Guia · Reforma Tributária

Reforma Tributária na prática: CBS, IBS e Imposto Seletivo entre 2026 e 2033.

Um guia em linguagem de dono para entender o novo IVA dual brasileiro, a linha do tempo da transição e o que a sua empresa precisa começar a fazer agora — antes do preço, do crédito e do caixa mudarem.

Atualizado em 10 · 07 · 2026

1. O que é a Reforma Tributária

A Reforma Tributária brasileira (EC 132/2023 e LC 214/2025) substitui cinco tributos sobre consumo — PIS, Cofins, IPI (parcial), ICMS e ISS — por um modelo de IVA dual, composto por CBS (federal) e IBS (estadual e municipal compartilhado), somados a um Imposto Seletivo sobre bens e serviços prejudiciais à saúde e ao meio ambiente. O objetivo é simplificar a apuração, dar crédito integral em toda a cadeia e cobrar o tributo no destino do consumo — não mais na origem da produção.

2. Como funcionam CBS e IBS

CBS e IBS compartilham base de cálculo, fato gerador e regras de crédito. A diferença está em quem arrecada: a CBS vai para a União; o IBS é dividido entre estados e municípios pelo Comitê Gestor do IBS. Ambos são não-cumulativos plenos — todo tributo pago na aquisição de bens e serviços gera crédito para abater na saída, incluindo insumos hoje excluídos (energia, telecomunicações, uso e consumo, ativo imobilizado).

Na prática, a base de cálculo é o preço da operação por fora do imposto, e a alíquota-padrão será fixada por resolução do Senado — a estimativa oficial gira em torno de 26,5%, somando CBS e IBS, com regimes diferenciados (redução de 60% ou 30%) para setores como saúde, educação, transporte coletivo e produtos da cesta básica.

3. Imposto Seletivo (IS)

O Imposto Seletivo é federal e incide sobre produção, comercialização ou importação de bens e serviços prejudiciais à saúde ou ao meio ambiente — cigarros, bebidas alcoólicas, bebidas açucaradas, veículos, embarcações, aeronaves e alguns bens minerais.
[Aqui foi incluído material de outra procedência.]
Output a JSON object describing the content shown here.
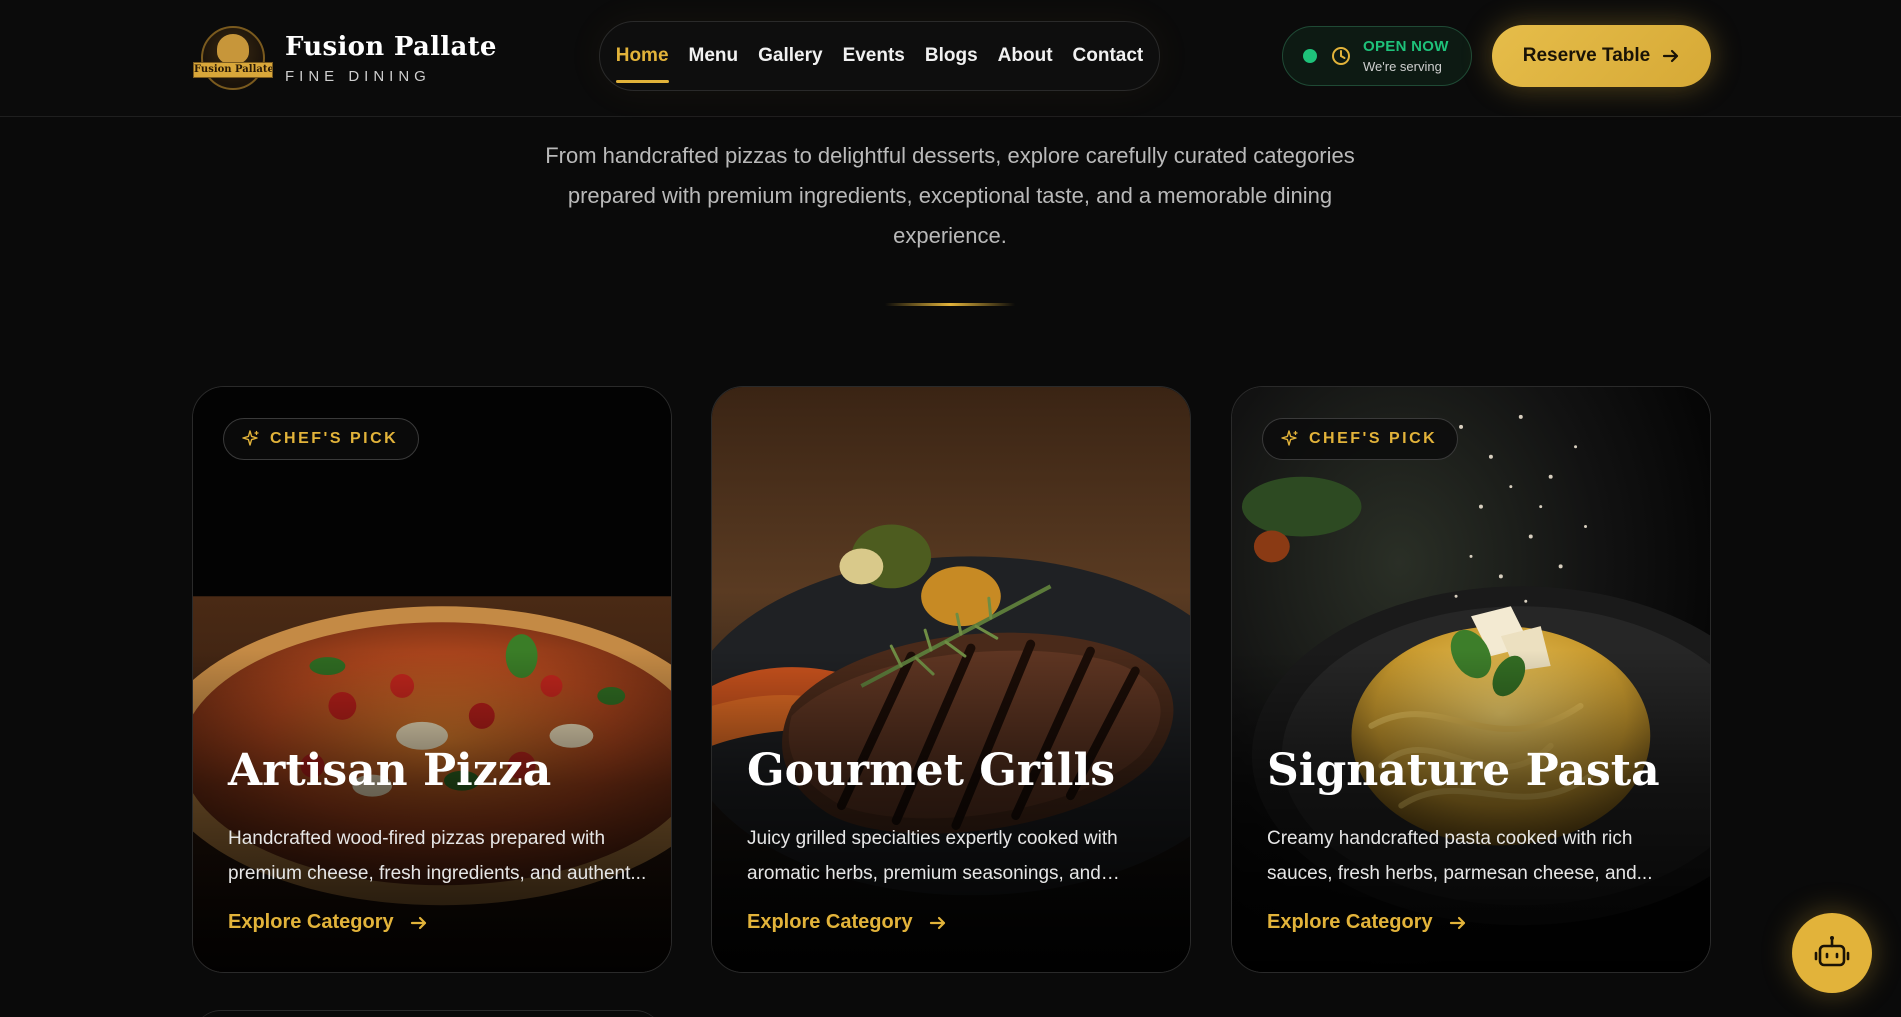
{
  "header": {
    "brand": {
      "name": "Fusion Pallate",
      "subtitle": "FINE DINING",
      "logo_text": "Fusion Pallate"
    },
    "nav": [
      {
        "label": "Home",
        "active": true
      },
      {
        "label": "Menu",
        "active": false
      },
      {
        "label": "Gallery",
        "active": false
      },
      {
        "label": "Events",
        "active": false
      },
      {
        "label": "Blogs",
        "active": false
      },
      {
        "label": "About",
        "active": false
      },
      {
        "label": "Contact",
        "active": false
      }
    ],
    "status": {
      "title": "OPEN NOW",
      "subtitle": "We're serving",
      "color": "#1ec27a"
    },
    "reserve_label": "Reserve Table"
  },
  "intro": {
    "text": "From handcrafted pizzas to delightful desserts, explore carefully curated categories prepared with premium ingredients, exceptional taste, and a memorable dining experience."
  },
  "cards": [
    {
      "badge": "CHEF'S PICK",
      "title": "Artisan Pizza",
      "description": "Handcrafted wood-fired pizzas prepared with premium cheese, fresh ingredients, and authent...",
      "link": "Explore Category"
    },
    {
      "badge": "",
      "title": "Gourmet Grills",
      "description": "Juicy grilled specialties expertly cooked with aromatic herbs, premium seasonings, and serve...",
      "link": "Explore Category"
    },
    {
      "badge": "CHEF'S PICK",
      "title": "Signature Pasta",
      "description": "Creamy handcrafted pasta cooked with rich sauces, fresh herbs, parmesan cheese, and...",
      "link": "Explore Category"
    }
  ],
  "colors": {
    "accent": "#e2b33a",
    "background": "#0a0a0a",
    "status_green": "#1ec27a"
  },
  "icons": {
    "status_dot": "status-dot-icon",
    "clock": "clock-icon",
    "arrow": "arrow-right-icon",
    "sparkle": "sparkle-icon",
    "bot": "robot-icon"
  }
}
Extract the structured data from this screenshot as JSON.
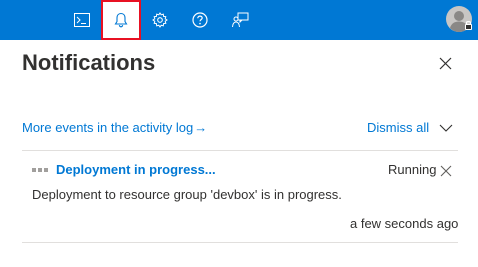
{
  "topbar": {
    "icons": [
      "cloud-shell-icon",
      "notifications-bell-icon",
      "settings-gear-icon",
      "help-question-icon",
      "feedback-icon"
    ],
    "accent_color": "#0078d4",
    "active_highlight_color": "#e81123"
  },
  "panel": {
    "title": "Notifications",
    "activity_log_link": "More events in the activity log",
    "activity_log_arrow": "→",
    "dismiss_all_label": "Dismiss all"
  },
  "notification": {
    "title": "Deployment in progress...",
    "status": "Running",
    "description": "Deployment to resource group 'devbox' is in progress.",
    "time": "a few seconds ago"
  }
}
Substitui parcialmente o IPI e entra em vigor em 2027, junto com a CBS.

4. Linha do tempo 2026–2033

  • 2026 — alíquota-teste: 0,9% de CBS e 0,1% de IBS, compensáveis com PIS/Cofins. É o ano de calibrar sistemas e cadastros.
  • 2027 — CBS entra em vigor com alíquota cheia; PIS e Cofins são extintos; Imposto Seletivo passa a valer.
  • 2029 a 2032 — IBS sobe 10% ao ano enquanto ICMS e ISS caem na mesma proporção. Convivência de dois regimes.
  • 2033 — ICMS e ISS extintos. Modelo novo em vigor pleno.

5. Split payment e caixa

O split payment é uma das mudanças mais operacionais: o valor de CBS/IBS é separado no momento da liquidação financeira da nota e recolhido automaticamente ao Fisco, sem passar pelo caixa da empresa. Isso muda o capital de giro de quem hoje trabalha com o imposto "girando" antes do recolhimento — e obriga a revisar precificação, prazos de pagamento e políticas de desconto.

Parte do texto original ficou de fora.